The Diamond Sorter

At 85, Art is a youngster compared with my 101-year old father. For breakfast, he’d have the waffles, Dad wanted oatmeal and poached eggs, all easy to chew.

Saturday at the retirement home means a two-hour drive each way for me. The breakfasts are routine, except for who is assigned to sit with us. Today, it was Art, a two-week resident newbie.

At the end of his Korean War service, Art’s home became the hospital for a full year. When he was released, he was still a teenager with no job skills.

He took a vocational skills test and discovered he possessed a hidden, latent talent: sorting.

Art could sort anything. He could detect the minutest differences. Sizes. Colors. Shapes. Anything. Think it’s tough to tell one leaf from another? Art doesn’t; he’s a born sorter.

His unique skill landed him a job as a trainee in a jewelry company where he was given plenty of stuff to sort: all of them diamonds. Thousands of them, and they all needed sorting by color, cut, size, quality.

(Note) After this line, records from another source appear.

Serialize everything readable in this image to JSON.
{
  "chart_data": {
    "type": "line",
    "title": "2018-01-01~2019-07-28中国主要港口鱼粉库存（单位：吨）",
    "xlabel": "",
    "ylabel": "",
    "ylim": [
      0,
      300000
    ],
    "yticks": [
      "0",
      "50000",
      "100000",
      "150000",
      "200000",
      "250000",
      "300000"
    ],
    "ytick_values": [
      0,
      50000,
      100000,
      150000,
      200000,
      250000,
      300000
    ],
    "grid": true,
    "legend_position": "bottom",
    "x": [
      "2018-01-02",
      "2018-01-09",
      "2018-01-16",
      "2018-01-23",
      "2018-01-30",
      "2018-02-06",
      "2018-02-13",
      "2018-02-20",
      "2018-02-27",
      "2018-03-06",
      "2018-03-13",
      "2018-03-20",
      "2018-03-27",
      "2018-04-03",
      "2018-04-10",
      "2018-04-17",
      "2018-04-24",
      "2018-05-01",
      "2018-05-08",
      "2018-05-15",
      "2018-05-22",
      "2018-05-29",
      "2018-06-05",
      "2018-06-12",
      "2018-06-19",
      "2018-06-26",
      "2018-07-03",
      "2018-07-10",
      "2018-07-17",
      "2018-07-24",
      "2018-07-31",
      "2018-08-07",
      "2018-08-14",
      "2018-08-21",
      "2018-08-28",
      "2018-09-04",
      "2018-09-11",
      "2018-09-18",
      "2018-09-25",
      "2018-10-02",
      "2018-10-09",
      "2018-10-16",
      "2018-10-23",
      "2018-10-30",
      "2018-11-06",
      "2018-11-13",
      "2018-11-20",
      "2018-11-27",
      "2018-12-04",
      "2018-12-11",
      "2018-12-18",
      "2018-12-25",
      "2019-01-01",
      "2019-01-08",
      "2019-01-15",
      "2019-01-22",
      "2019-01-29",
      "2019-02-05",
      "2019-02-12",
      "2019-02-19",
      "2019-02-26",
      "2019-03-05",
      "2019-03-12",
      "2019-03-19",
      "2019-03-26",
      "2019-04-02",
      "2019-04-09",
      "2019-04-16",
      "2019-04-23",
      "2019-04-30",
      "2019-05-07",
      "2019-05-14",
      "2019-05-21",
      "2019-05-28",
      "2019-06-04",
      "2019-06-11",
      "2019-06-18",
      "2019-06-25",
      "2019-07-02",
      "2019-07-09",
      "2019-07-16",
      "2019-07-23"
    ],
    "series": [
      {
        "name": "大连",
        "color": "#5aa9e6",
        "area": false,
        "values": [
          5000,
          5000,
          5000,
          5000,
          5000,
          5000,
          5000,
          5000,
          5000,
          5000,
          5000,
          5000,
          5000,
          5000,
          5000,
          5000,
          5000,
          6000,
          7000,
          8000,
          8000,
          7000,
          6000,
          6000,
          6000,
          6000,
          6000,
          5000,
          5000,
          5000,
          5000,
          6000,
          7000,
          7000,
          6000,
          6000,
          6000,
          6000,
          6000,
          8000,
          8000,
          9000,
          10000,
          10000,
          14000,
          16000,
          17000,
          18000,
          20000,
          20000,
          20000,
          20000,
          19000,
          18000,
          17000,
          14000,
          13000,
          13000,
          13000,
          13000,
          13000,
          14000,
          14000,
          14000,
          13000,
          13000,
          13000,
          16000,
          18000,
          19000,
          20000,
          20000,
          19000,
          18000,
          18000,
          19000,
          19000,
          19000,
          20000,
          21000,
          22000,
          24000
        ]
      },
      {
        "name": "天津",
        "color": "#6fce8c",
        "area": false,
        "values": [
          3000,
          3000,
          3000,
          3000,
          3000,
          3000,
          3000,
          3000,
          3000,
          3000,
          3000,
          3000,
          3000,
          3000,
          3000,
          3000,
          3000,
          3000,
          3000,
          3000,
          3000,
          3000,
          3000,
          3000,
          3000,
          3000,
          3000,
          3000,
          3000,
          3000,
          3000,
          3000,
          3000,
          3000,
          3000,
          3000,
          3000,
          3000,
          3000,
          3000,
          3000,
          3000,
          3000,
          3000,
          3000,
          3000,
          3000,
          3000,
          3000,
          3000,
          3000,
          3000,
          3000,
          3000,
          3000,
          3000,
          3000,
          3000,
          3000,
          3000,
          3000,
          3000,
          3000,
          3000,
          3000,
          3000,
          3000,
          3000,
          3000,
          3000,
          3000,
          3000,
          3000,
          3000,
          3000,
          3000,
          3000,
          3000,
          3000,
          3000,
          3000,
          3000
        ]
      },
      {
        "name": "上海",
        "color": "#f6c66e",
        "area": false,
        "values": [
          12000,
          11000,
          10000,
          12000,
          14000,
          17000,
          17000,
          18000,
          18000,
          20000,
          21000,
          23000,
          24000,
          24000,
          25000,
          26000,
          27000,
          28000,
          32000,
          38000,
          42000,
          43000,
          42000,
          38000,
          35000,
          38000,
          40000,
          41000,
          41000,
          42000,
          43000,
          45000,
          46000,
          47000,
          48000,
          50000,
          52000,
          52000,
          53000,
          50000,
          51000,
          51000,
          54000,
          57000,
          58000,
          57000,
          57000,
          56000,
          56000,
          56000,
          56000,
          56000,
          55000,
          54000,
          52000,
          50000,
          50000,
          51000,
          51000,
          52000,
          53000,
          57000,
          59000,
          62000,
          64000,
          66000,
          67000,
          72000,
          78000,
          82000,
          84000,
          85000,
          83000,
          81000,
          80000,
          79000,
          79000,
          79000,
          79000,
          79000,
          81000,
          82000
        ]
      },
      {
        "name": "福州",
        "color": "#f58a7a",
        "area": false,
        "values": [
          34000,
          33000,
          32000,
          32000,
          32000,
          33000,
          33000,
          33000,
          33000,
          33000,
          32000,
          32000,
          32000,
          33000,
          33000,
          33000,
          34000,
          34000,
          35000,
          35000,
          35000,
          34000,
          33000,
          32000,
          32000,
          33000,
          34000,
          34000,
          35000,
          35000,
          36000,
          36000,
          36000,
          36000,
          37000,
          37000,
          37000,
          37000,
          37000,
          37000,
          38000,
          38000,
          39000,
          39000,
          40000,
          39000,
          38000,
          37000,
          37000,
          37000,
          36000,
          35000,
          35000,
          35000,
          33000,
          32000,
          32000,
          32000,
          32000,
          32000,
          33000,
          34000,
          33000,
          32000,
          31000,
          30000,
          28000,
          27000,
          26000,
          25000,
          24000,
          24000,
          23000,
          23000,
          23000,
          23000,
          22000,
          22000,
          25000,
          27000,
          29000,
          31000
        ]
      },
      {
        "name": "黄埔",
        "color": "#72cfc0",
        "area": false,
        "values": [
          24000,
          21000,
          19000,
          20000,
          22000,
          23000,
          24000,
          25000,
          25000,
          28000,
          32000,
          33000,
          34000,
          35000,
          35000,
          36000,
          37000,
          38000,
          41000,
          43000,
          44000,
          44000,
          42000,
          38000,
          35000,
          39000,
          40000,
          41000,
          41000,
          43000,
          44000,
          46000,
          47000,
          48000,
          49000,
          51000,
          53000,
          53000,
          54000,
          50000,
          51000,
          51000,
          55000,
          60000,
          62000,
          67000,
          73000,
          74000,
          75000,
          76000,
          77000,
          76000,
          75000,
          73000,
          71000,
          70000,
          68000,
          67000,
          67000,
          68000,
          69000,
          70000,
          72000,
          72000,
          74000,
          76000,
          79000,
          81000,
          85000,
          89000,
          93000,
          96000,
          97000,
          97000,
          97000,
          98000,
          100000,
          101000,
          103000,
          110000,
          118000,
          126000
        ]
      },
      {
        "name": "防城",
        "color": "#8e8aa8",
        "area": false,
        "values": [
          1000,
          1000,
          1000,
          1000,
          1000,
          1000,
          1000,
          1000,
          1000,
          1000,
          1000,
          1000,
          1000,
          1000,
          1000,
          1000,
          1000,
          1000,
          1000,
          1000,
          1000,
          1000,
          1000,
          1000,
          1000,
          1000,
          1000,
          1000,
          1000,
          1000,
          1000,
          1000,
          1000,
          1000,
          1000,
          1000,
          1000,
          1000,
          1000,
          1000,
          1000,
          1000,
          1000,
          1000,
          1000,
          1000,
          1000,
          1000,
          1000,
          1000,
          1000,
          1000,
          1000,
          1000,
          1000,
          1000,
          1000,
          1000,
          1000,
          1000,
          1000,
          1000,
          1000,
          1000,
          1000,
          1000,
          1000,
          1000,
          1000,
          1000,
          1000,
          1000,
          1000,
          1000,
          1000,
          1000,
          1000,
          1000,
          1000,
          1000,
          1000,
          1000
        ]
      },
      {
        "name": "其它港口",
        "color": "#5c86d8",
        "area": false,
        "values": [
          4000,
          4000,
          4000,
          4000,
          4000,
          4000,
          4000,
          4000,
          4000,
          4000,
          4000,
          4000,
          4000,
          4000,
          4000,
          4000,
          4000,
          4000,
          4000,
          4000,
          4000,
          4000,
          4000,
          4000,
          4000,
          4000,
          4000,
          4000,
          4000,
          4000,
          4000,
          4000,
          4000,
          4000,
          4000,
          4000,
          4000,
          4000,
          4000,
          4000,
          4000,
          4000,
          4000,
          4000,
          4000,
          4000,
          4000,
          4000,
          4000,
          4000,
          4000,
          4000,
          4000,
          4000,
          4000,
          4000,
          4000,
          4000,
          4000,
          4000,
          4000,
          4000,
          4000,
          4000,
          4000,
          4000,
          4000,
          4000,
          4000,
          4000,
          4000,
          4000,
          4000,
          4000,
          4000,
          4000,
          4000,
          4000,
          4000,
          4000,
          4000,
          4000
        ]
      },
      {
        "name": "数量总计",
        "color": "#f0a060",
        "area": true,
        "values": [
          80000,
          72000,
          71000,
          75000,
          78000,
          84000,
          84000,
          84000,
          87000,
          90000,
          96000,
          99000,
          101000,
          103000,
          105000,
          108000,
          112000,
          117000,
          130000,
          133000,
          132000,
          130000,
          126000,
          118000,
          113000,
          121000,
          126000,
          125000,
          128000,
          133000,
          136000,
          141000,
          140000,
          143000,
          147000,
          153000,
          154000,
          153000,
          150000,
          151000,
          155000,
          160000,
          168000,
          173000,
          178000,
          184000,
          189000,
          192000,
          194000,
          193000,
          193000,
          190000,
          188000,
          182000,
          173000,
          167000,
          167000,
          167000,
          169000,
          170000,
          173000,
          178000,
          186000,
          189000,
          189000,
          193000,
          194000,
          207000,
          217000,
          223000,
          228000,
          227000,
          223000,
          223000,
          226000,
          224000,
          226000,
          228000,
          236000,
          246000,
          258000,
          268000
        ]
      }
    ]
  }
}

His proficiency eventually made a way for him in the jewelry wholesale market. His skills had brought him into the limelight, into the big time, and into one of the most exclusive communities of Los Angeles.

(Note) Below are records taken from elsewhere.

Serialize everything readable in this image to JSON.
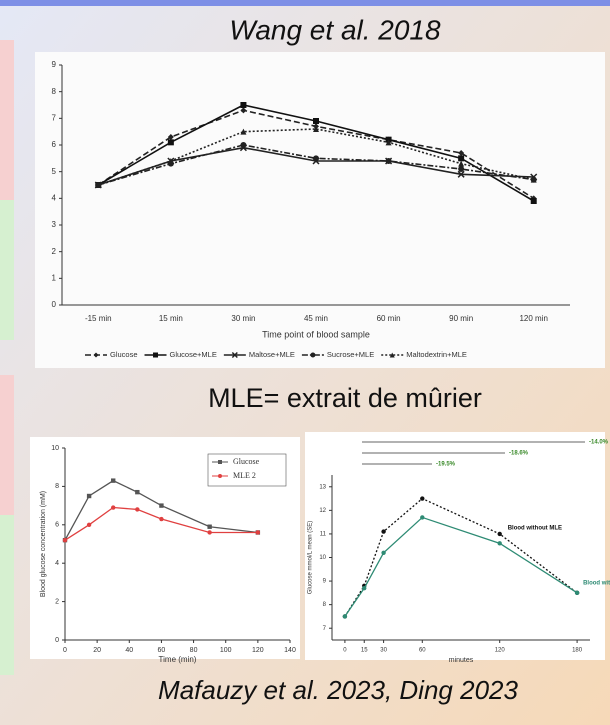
{
  "slide": {
    "heading": "Wang et al. 2018",
    "note": "MLE= extrait de mûrier",
    "caption": "Mafauzy et al. 2023, Ding 2023"
  },
  "chart_data": [
    {
      "type": "line",
      "x_label": "Time point of blood sample",
      "categories": [
        "-15 min",
        "15 min",
        "30 min",
        "45 min",
        "60 min",
        "90 min",
        "120 min"
      ],
      "ylim": [
        0,
        9
      ],
      "yticks": [
        0,
        1,
        2,
        3,
        4,
        5,
        6,
        7,
        8,
        9
      ],
      "legend": "bottom",
      "series": [
        {
          "name": "Glucose",
          "color": "#222222",
          "values": [
            4.5,
            6.3,
            7.3,
            6.7,
            6.2,
            5.7,
            4.0
          ]
        },
        {
          "name": "Glucose+MLE",
          "color": "#111111",
          "values": [
            4.5,
            6.1,
            7.5,
            6.9,
            6.2,
            5.5,
            3.9
          ]
        },
        {
          "name": "Maltose+MLE",
          "color": "#222222",
          "values": [
            4.5,
            5.4,
            5.9,
            5.4,
            5.4,
            4.9,
            4.8
          ]
        },
        {
          "name": "Sucrose+MLE",
          "color": "#222222",
          "values": [
            4.5,
            5.3,
            6.0,
            5.5,
            5.4,
            5.1,
            4.7
          ]
        },
        {
          "name": "Maltodextrin+MLE",
          "color": "#222222",
          "values": [
            4.5,
            5.4,
            6.5,
            6.6,
            6.1,
            5.3,
            4.7
          ]
        }
      ]
    },
    {
      "type": "line",
      "x_label": "Time (min)",
      "y_label": "Blood glucose concentration (mM)",
      "x": [
        0,
        15,
        30,
        45,
        60,
        90,
        120
      ],
      "xlim": [
        0,
        140
      ],
      "xticks": [
        0,
        20,
        40,
        60,
        80,
        100,
        120,
        140
      ],
      "ylim": [
        0,
        10
      ],
      "yticks": [
        0,
        2,
        4,
        6,
        8,
        10
      ],
      "legend": "upper right",
      "series": [
        {
          "name": "Glucose",
          "color": "#555555",
          "values": [
            5.2,
            7.5,
            8.3,
            7.7,
            7.0,
            5.9,
            5.6
          ]
        },
        {
          "name": "MLE 2",
          "color": "#e04040",
          "values": [
            5.2,
            6.0,
            6.9,
            6.8,
            6.3,
            5.6,
            5.6
          ]
        }
      ]
    },
    {
      "type": "line",
      "x_label": "minutes",
      "y_label": "Glucose mmol/L mean (SE)",
      "x": [
        0,
        15,
        30,
        60,
        120,
        180
      ],
      "xlim": [
        -10,
        190
      ],
      "xticks": [
        0,
        15,
        30,
        60,
        120,
        180
      ],
      "ylim": [
        6.5,
        13.5
      ],
      "yticks": [
        7,
        8,
        9,
        10,
        11,
        12,
        13
      ],
      "legend": "inline",
      "annotations": [
        "-14.0%",
        "-18.6%",
        "-19.5%"
      ],
      "series": [
        {
          "name": "Blood without MLE",
          "color": "#111111",
          "values": [
            7.5,
            8.8,
            11.1,
            12.5,
            11.0,
            8.5
          ]
        },
        {
          "name": "Blood with",
          "color": "#2e8b74",
          "values": [
            7.5,
            8.7,
            10.2,
            11.7,
            10.6,
            8.5
          ]
        }
      ]
    }
  ]
}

He lived there all by himself. His wife had left him fifty years ago, though they have still never divorced.

Halfway through Art’s waffle breakfast, Edna, stopped by the table to greet us. She stood directly next to Art. But Art couldn’t see her. He only turned his head when he heard her voice.

Macular degeneration has stolen most of Art’s once-legendary gift of visual discernment. He feels lost in his new environment and misses his former neighborhood. He could have become a bitter man.

After breakfast, I fixed his television for him. A baseball fan, Art was suffering withdrawal. When I got it to work, he pumped his fists in victory, and we hugged triumphantly.

“It’s been a good day,” he explained, “for two reasons. First, you fixed my TV so I can watch The World Series! Second, because your dad called me an Old Geezer. Because that’s what I call myself! I love that! We Old Geezers gotta stick together!”